= David Boxer =

Jamaican artist and art historian

David Boxer (1946–2017) was a Jamaican artist and art historian. He made and curated a lot of work themed around topics such as death and slavery, focusing on how they impact Jamaican culture.

== Early life and education ==
David Boxer was born in Kingston, Jamaica in 1946. His childhood was spent there, until he moved to the United States to begin his education at Cornell University, graduating with Bachelors in art history in 1969. Boxer would continue his education at Johns Hopkins University, receiving an M.A. in 1972 and a Ph.D. in 1975. After receiving his Ph.D., Boxer would return to Jamaica, where he would stay for the rest of his life.

== Career ==
David Boxer was considered a leading scholar of art in the Caribbean. When he returned from the United States after finishing his education, Boxer became the director and curator for the recently opened National Gallery of Jamaica. Throughout his time with the gallery, he had well over 50 exhibitions. These exhibitions focused on aspects of Jamaican culture, like art being made "for art's sake", championing art that would be considered "intuitive art".

In addition to studying art history and curating exhibits for his museum, David Boxer created a lot of his own artworks.

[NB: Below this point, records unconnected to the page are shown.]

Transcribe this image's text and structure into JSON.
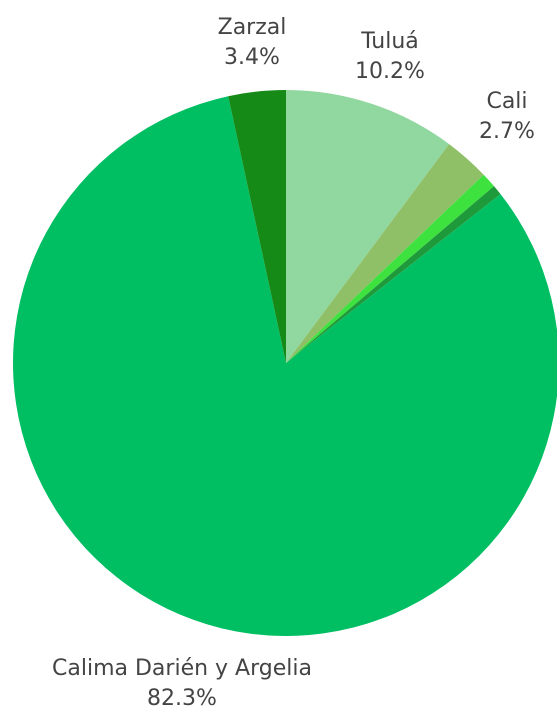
{
  "chart_data": {
    "type": "pie",
    "start_angle_deg": 0,
    "direction": "clockwise",
    "slices": [
      {
        "label": "Tuluá",
        "value": 10.2,
        "value_label": "10.2%",
        "color": "#90d7a0",
        "show_label": true
      },
      {
        "label": "Cali",
        "value": 2.7,
        "value_label": "2.7%",
        "color": "#8fbf66",
        "show_label": true
      },
      {
        "label": "",
        "value": 0.9,
        "value_label": "",
        "color": "#3ee23e",
        "show_label": false
      },
      {
        "label": "",
        "value": 0.6,
        "value_label": "",
        "color": "#1f9a3a",
        "show_label": false
      },
      {
        "label": "Calima Darién y Argelia",
        "value": 82.3,
        "value_label": "82.3%",
        "color": "#00bf63",
        "show_label": true
      },
      {
        "label": "Zarzal",
        "value": 3.4,
        "value_label": "3.4%",
        "color": "#168a16",
        "show_label": true
      }
    ]
  }
}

He took a lot of inspiration from the British painter Francis Bacon, whom Boxer wrote his dissertation on. Much of his work focused on themes of slavery and death. His works would be featured in multiple Biennials and collections in museums.

Some works made by Boxer include Diaspora, Chorus of souls postscript, Havana Postscript, which was featured in the Passage Installation, Still Life with Chrysanthemums, Still Life – Fugue, and Triptych Renaissance. Boxer also wrote several books related to art history.

Boxer stepped down as head of the National Gallery of Jamaica in 2013. He died in 2017 at the age of 71.

He received the Order of Jamaica in 2016.